Paul
Goble
Staunton, April 23 – Not only have
the number of people in the former non-Russian republics identifying as ethnic
Russians fallen dramatically since 1991, but the number who speak Russian or
who study it in school has fallen precipitously as well, a trend that means
Vladimir Putin is reaching out to an ever-smaller group and one likely to
continue to contract.
This week, the Kremlin leader signed
a new law simplifying the procedure for those who speak Russian and are
themselves or descendants of those who lived in the Russian Empire or the USSR
if they move to Russia. (The law also bans dual citizenship which means that
such people must give up the citizenship they had had.) (rufabula.com/news/2014/04/21/citizenship).
On the one hand, this new measure is
clearly designed to help solve Russia’s own demographic problems while putting
pressure on other countries. And on the
other, it is the latest reflection of Moscow’s efforts to conflate ethnic
Russians, Russian speakers and pro-Russians, three very different groups, in
the non-Russian countries around its borders.

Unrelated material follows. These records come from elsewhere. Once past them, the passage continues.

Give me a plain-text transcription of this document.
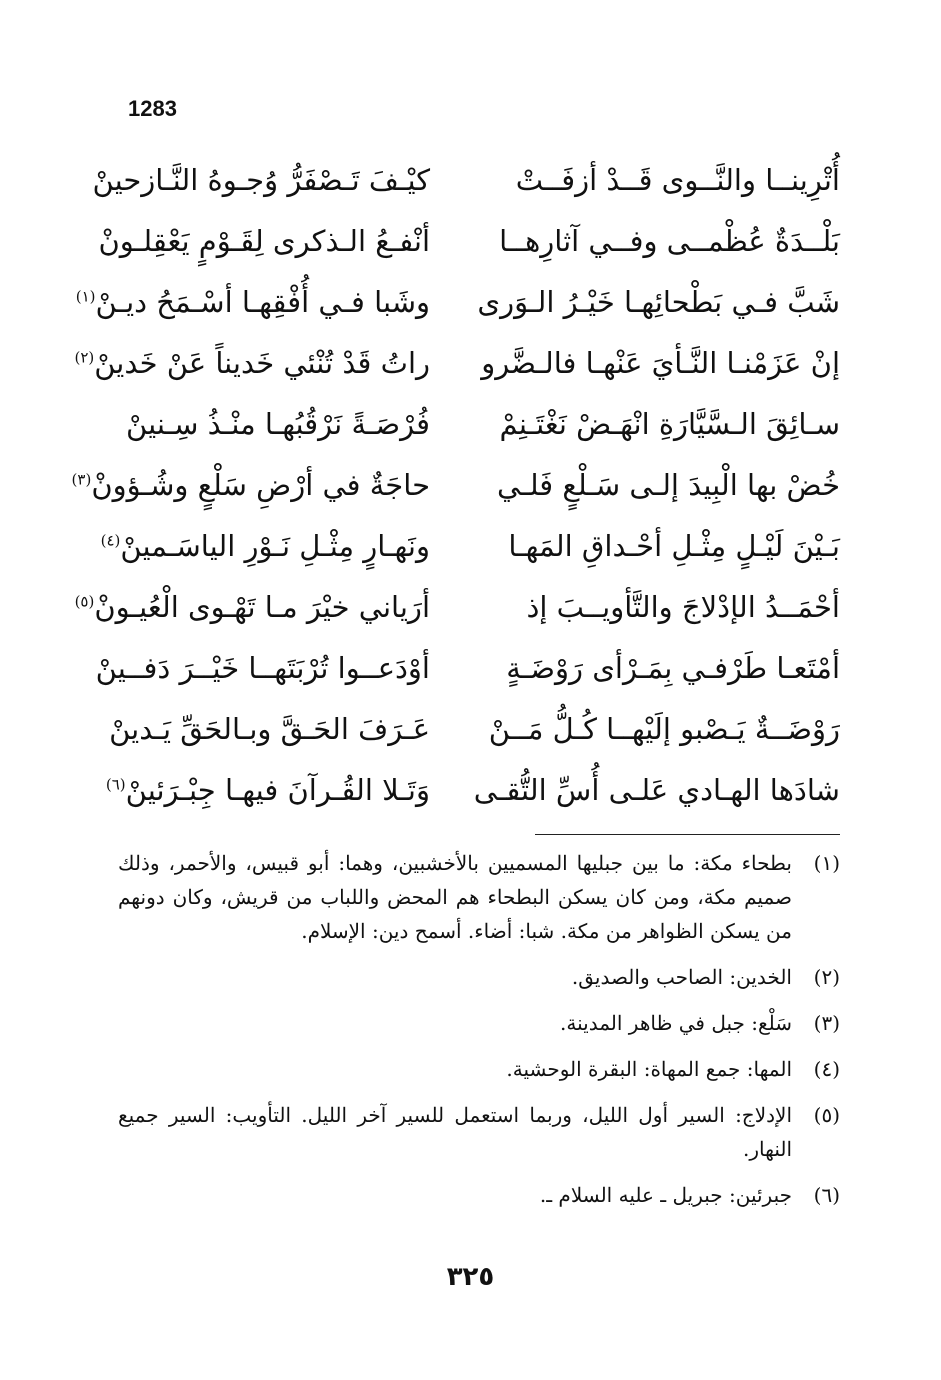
1283
أُتْرِينــا والنَّــوى قَــدْ أزفَــتْ
كيْـفَ تَـصْفَرُّ وُجـوهُ النَّـازحينْ
بَلْــدَةٌ عُظْمــى وفــي آثارِهــا
أنْفـعُ الـذكرى لِقَـوْمٍ يَعْقِلـونْ
شَبَّ فـي بَطْحائِهـا خَيْـرُ الـوَرى
وشَبا فـي أُفْقِهـا أسْـمَحُ ديـنْ$^{(١)}$
إنْ عَزَمْنـا النَّـأيَ عَنْهـا فالـضَّرو
راتُ قَدْ تُنْئي خَديناً عَنْ خَدينْ$^{(٢)}$
سـائِقَ الـسَّيَّارَةِ انْهَـضْ نَغْتَـنِمْ
فُرْصَـةً نَرْقُبُهـا منْـذُ سِـنينْ
خُضْ بها الْبِيدَ إلـى سَـلْعٍ فَلـي
حاجَةٌ في أرْضِ سَلْعٍ وشُـؤونْ$^{(٣)}$
بَـيْنَ لَيْـلٍ مِثْـلِ أحْـداقِ المَهـا
ونَهـارٍ مِثْـلِ نَـوْرِ الياسَـمينْ$^{(٤)}$
أحْمَــدُ الإدْلاجَ والتَّأويــبَ إذ
أرَياني خيْرَ مـا تَهْـوى الْعُيـونْ$^{(٥)}$
أمْتَعـا طَرْفـي بِمَـرْأى رَوْضَـةٍ
أوْدَعــوا تُرْبَتَهــا خَيْــرَ دَفــينْ
رَوْضَــةٌ يَـصْبو إلَيْهــا كُـلُّ مَــنْ
عَـرَفَ الحَـقَّ وبـالحَقِّ يَـدينْ
شادَها الهـادي عَلـى أُسِّ التُّقـى
وَتَـلا القُـرآنَ فيهـا جِبْـرَئينْ$^{(٦)}$
(١)
بطحاء مكة: ما بين جبليها المسميين بالأخشبين، وهما: أبو قبيس، والأحمر، وذلك صميم مكة، ومن كان يسكن البطحاء هم المحض واللباب من قريش، وكان دونهم من يسكن الظواهر من مكة. شبا: أضاء. أسمح دين: الإسلام.
(٢)
الخدين: الصاحب والصديق.
(٣)
سَلْع: جبل في ظاهر المدينة.
(٤)
المها: جمع المهاة: البقرة الوحشية.
(٥)
الإدلاج: السير أول الليل، وربما استعمل للسير آخر الليل. التأويب: السير جميع النهار.
(٦)
جبرئين: جبريل ـ عليه السلام ـ.
٣٢٥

But it is important to recognize
that the number of non-Russians who speak Russian in these countries has
declined by almost 25 percent over the last two decades, with many people
choosing to use the language of the titular nationality or English instead. And
that shift may reduce the impact of Putin’s new law.
At the same time, declines in
Russian language competence and use in these countries may help to explain the
urgency behind Putin’s actions regarding the non-Russian countries: In another
decade or certainly in another generation, the possibility of re-creating a
Russian cultural space across what was the Soviet Union will be further
minimized or even eliminated altogether.
An article on
CRRC-Caucasus.blogspot.com this week concerning changing patterns of language
use in the south Caucasus in general and Azerbaijan in particular underscores
just how much a shift there has been and why it is almost certain to continue
regardless of what Putin does (crrc-caucasus.blogspot.com/2014/04/knowledge-of-russian-in-azerbaijan.html).
According to the article’s author,
Aynur Ramazanova, Azerbaijan still has the largest number of Russian speakers
among the three countries of the region, a reflection of its larger size, the
continuing shadow of the Soviet past, and the number of ethnic Russians in its
population. But in percentage terms, the Turkic republic had the lowest
percentage of Russian speakers.
At present, she continues, there are
330 Russian-language schools and “more than 20” higher educational institutions
where Russian is the language of instruction in Azerbaijan. But the numbers of schoolchildren studying
Russian has declined markedly since 1990, falling from 250,000 in the last year
of Soviet power to 94,700 in the 2010/2011 school year.
As precipitous as that decline in
Azerbaijan has been, the fall-off in the number of school children studying
Russian in Armenia and Georgia has been even greater over the same period. In Armenia, the number of pupils in Russian language
schools has fallen from 92,000 to 1500, and in Georgia, the number of such
people has declined from 207,000 to 8500.
Not only do such patterns mean that
fewer people will be speaking Russian in these places in the future, but
parents in these countries are increasingly pushing for the study of English
rather than Russian in the schools. In
Azerbaijan last year, for example, 64 percent favor mandatory English
instruction, while only 16 percent favor requiring the study of Russian.
Many use Russian rather than
English. In Azerbaijan, nearly three out of four Azerbaijanis say they know some Russian, while
only a quarter claims some English competence.
Russian is still widely used in Baku and other cities, but in rural
areas, where demographic growth is highest, only three percent speak it.
All this suggests that the future in
these countries and indeed across the entire post-Soviet space belongs to the
titular languages and to English rather than to Russian, something that must
certainly disturb Putin given his “Russian world” concept but equally something
that his new citizenship offer will do little or nothing to change.